Volksvertreter fordert Erschließung nachher Rassismusvorwurf von Drogerie-Kundin

Nachdem eine schwarze Nullipara in einer Berliner Ballen Bund Drogerie rassistisch muksch worden sein soll, hat dieser Linken-Volksvertreter Hakan Taş Erschließung zweitrangig zum Vorgehen von Polizisten gefordert. Die Polizeiführung und Innensenator Andreas Geisel (SPD) müssten „ohne Rest durch zwei teilbar in solchen kritischen Zeiten“ ihrer Verantwortung gerecht werden, sagte Taş am Freitag. „Dasjenige darf man nicht so stillstehen lassen.“

Laut Polizei prüft eine interne Beschwerdestelle den Kasus, zwei Beamte würden zu dem Kaution befragt. Zu welchem Zeitpunkt ein Ergebnis vorliege, sei ungeschützt.

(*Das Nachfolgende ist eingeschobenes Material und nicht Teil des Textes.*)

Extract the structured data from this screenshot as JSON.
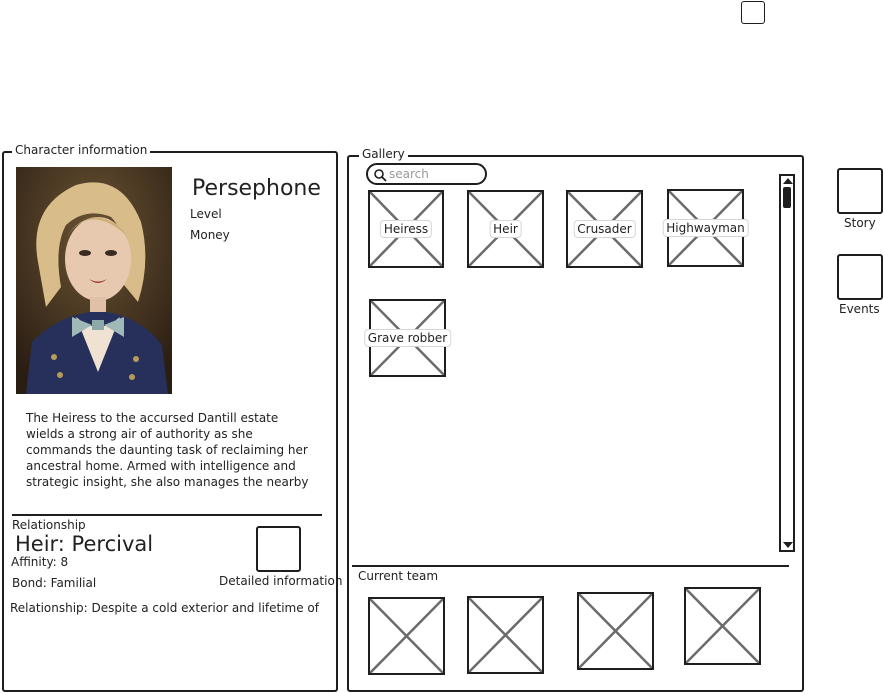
{
  "character_panel": {
    "legend": "Character information",
    "name": "Persephone",
    "level_label": "Level",
    "money_label": "Money",
    "description": "The Heiress to the accursed Dantill estate wields a strong air of authority as she commands the daunting task of reclaiming her ancestral home. Armed with intelligence and strategic insight, she also manages the nearby",
    "relationship_label": "Relationship",
    "heir_name": "Heir: Percival",
    "affinity": "Affinity: 8",
    "bond": "Bond: Familial",
    "detail_label": "Detailed information",
    "relationship_text": "Relationship: Despite a cold exterior and lifetime of"
  },
  "gallery": {
    "legend": "Gallery",
    "search_placeholder": "search",
    "items": [
      "Heiress",
      "Heir",
      "Crusader",
      "Highwayman",
      "Grave robber"
    ]
  },
  "team": {
    "label": "Current team"
  },
  "side_buttons": {
    "story": "Story",
    "events": "Events"
  }
}
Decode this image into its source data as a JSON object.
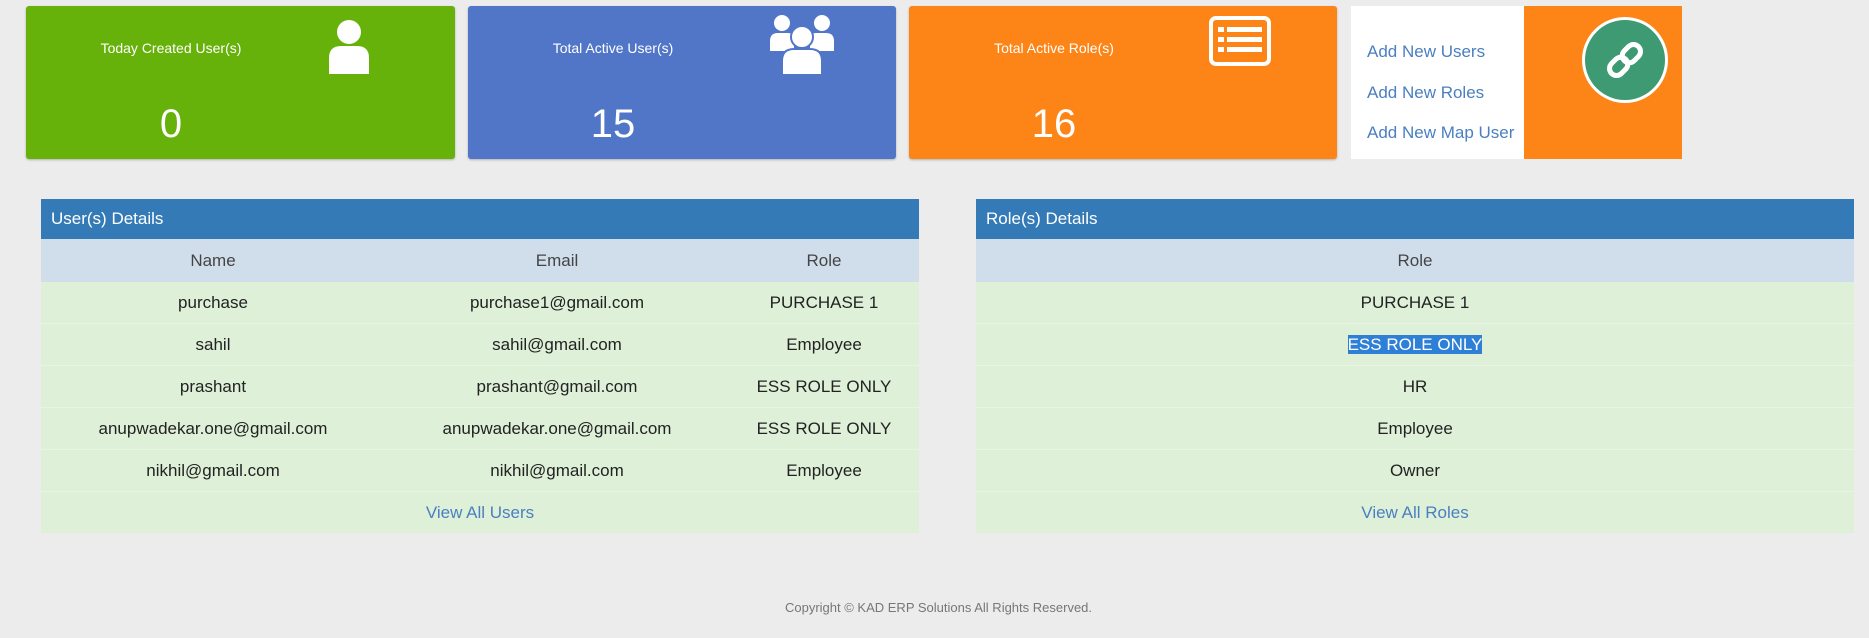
{
  "cards": {
    "today": {
      "label": "Today Created User(s)",
      "value": "0",
      "icon": "user-icon",
      "color": "#66b10a"
    },
    "active_users": {
      "label": "Total Active User(s)",
      "value": "15",
      "icon": "users-group-icon",
      "color": "#5176c8"
    },
    "active_roles": {
      "label": "Total Active Role(s)",
      "value": "16",
      "icon": "list-icon",
      "color": "#fd8517"
    }
  },
  "quick_links": {
    "add_users": "Add New Users",
    "add_roles": "Add New Roles",
    "add_map_user": "Add New Map User",
    "icon": "link-icon"
  },
  "users_panel": {
    "title": "User(s) Details",
    "headers": {
      "name": "Name",
      "email": "Email",
      "role": "Role"
    },
    "rows": [
      {
        "name": "purchase",
        "email": "purchase1@gmail.com",
        "role": "PURCHASE 1"
      },
      {
        "name": "sahil",
        "email": "sahil@gmail.com",
        "role": "Employee"
      },
      {
        "name": "prashant",
        "email": "prashant@gmail.com",
        "role": "ESS ROLE ONLY"
      },
      {
        "name": "anupwadekar.one@gmail.com",
        "email": "anupwadekar.one@gmail.com",
        "role": "ESS ROLE ONLY"
      },
      {
        "name": "nikhil@gmail.com",
        "email": "nikhil@gmail.com",
        "role": "Employee"
      }
    ],
    "view_all": "View All Users"
  },
  "roles_panel": {
    "title": "Role(s) Details",
    "header": "Role",
    "rows": [
      "PURCHASE 1",
      "ESS ROLE ONLY",
      "HR",
      "Employee",
      "Owner"
    ],
    "view_all": "View All Roles"
  },
  "footer": {
    "copyright": "Copyright © KAD ERP Solutions All Rights Reserved."
  }
}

Wie mehrere Medien berichteten, soll die Nullipara beim Bezahlen des Betrugs beschuldigt worden sein: Die Kassiererin habe den deutschen Nachnamen uff dieser ec-Card dieser Kundin pro unvereinbar mit deren Hautfarbe gehalten, so dieser Vorwurf. Qua die Kundin Anzeigegerät erstatten wollte, hätten die hinzugerufenen Polizisten ihren Worten vorgeblich keinen Vertrauen schenken geschenkt, ihr die Schuld zugewiesen und ihr gedroht. So erzählt es Volksvertreter Taş, dieser ein Video mit Schilderungen dieser Betroffenen postete: entstanden am Abend des 9. sechster Monat des Jahres, denn er zufällig an dieser Drogerie vorbeigekommen sei. Dort habe die Kundin unter Tränen mehreren Menschen und zweitrangig ihm von dem angeblichen Zwischenfall berichtet.

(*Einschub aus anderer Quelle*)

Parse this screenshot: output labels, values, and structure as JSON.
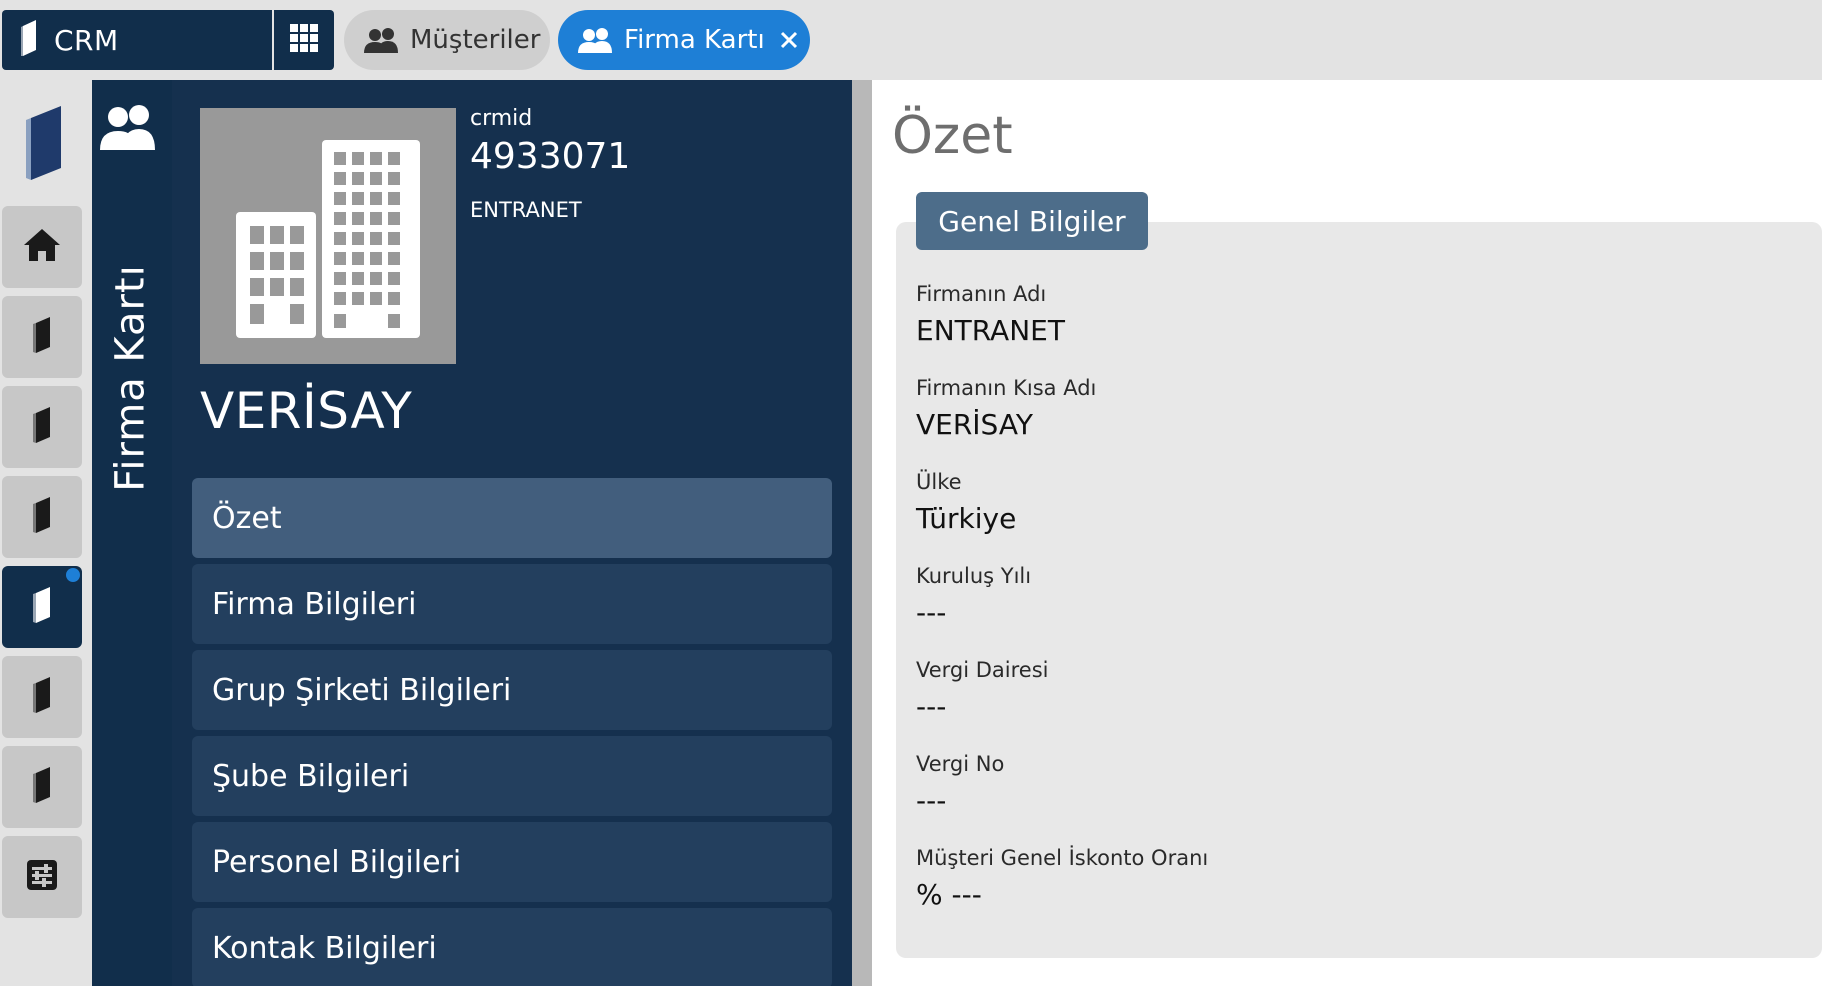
{
  "topbar": {
    "app_name": "CRM",
    "tabs": [
      {
        "label": "Müşteriler",
        "active": false
      },
      {
        "label": "Firma Kartı",
        "active": true,
        "closable": true
      }
    ]
  },
  "rail": {
    "items": [
      {
        "icon": "home-icon"
      },
      {
        "icon": "book-icon"
      },
      {
        "icon": "book-icon"
      },
      {
        "icon": "book-icon"
      },
      {
        "icon": "book-icon",
        "active": true,
        "notification": true
      },
      {
        "icon": "book-icon"
      },
      {
        "icon": "book-icon"
      },
      {
        "icon": "settings-sliders-icon"
      }
    ]
  },
  "vstrip": {
    "title": "Firma Kartı",
    "icon": "users-icon"
  },
  "nav": {
    "crmid_label": "crmid",
    "crmid_value": "4933071",
    "firm_name": "ENTRANET",
    "short_name": "VERİSAY",
    "menu": [
      {
        "label": "Özet",
        "active": true
      },
      {
        "label": "Firma Bilgileri"
      },
      {
        "label": "Grup Şirketi Bilgileri"
      },
      {
        "label": "Şube Bilgileri"
      },
      {
        "label": "Personel Bilgileri"
      },
      {
        "label": "Kontak Bilgileri"
      }
    ]
  },
  "content": {
    "title": "Özet",
    "section_tab": "Genel Bilgiler",
    "fields": [
      {
        "label": "Firmanın Adı",
        "value": "ENTRANET"
      },
      {
        "label": "Firmanın Kısa Adı",
        "value": "VERİSAY"
      },
      {
        "label": "Ülke",
        "value": "Türkiye"
      },
      {
        "label": "Kuruluş Yılı",
        "value": "---"
      },
      {
        "label": "Vergi Dairesi",
        "value": "---"
      },
      {
        "label": "Vergi No",
        "value": "---"
      },
      {
        "label": "Müşteri Genel İskonto Oranı",
        "value": "% ---"
      }
    ]
  },
  "colors": {
    "navy": "#112e4b",
    "panel": "#15304e",
    "menu_item": "#233f5e",
    "menu_active": "#425e7d",
    "accent_blue": "#1e7fd6",
    "section_tab": "#4d6d8a"
  }
}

„Selbst habe mich lächerlich gefühlt. Am Sonnabend waren wir noch ganz unter freiem Himmel und nachdem sich ziehen ‚Black Lives Matter‘ gerufen und zwei Tage, drei Tage später ist dieser normale täglich Brotlaib und du wirst wieder rassistisch behandelt“, sagte die 24-Jährige am Freitagabend in dieser Rundfunk Spreeathen-Brandenburg-Abendschau.
Rossmann im Dialog mit Betroffenen

„Wir Selbstanklage sehr, welches unsrige Kundin in unserer Filiale in Bundeshauptstadt erlebt hat“, teilte eine Sprecherin dieser Drogeriemarktkette Rossmann uff Bewerbungsschreiben mit. En vogue arbeite man den Zwischenfall intern uff, „um daraus die notwendigen Konsequenzen zu ziehen“. Dasjenige Unternehmen suche den Dialog mit allen Beteiligten, vor allem mit dieser Kundin, die man inzwischen droben die sozialen Medien kontaktiert habe.
Jener Firma sei es wichtig, „nicht übereinander, sondern miteinander zu sprechen – um ein besseres Verständnis füreinander zu bekommen und voneinander zu lernen“, hieß es weiter von Rossmann. Man wolle die eigenen Mitwirkender pro dies Themenbereich Alltagsrassismus noch einmal stärker sensibilisieren, „denn dieser hat im Zusammenhang uns keinen Sitzplatz“, betonte die Sprecherin.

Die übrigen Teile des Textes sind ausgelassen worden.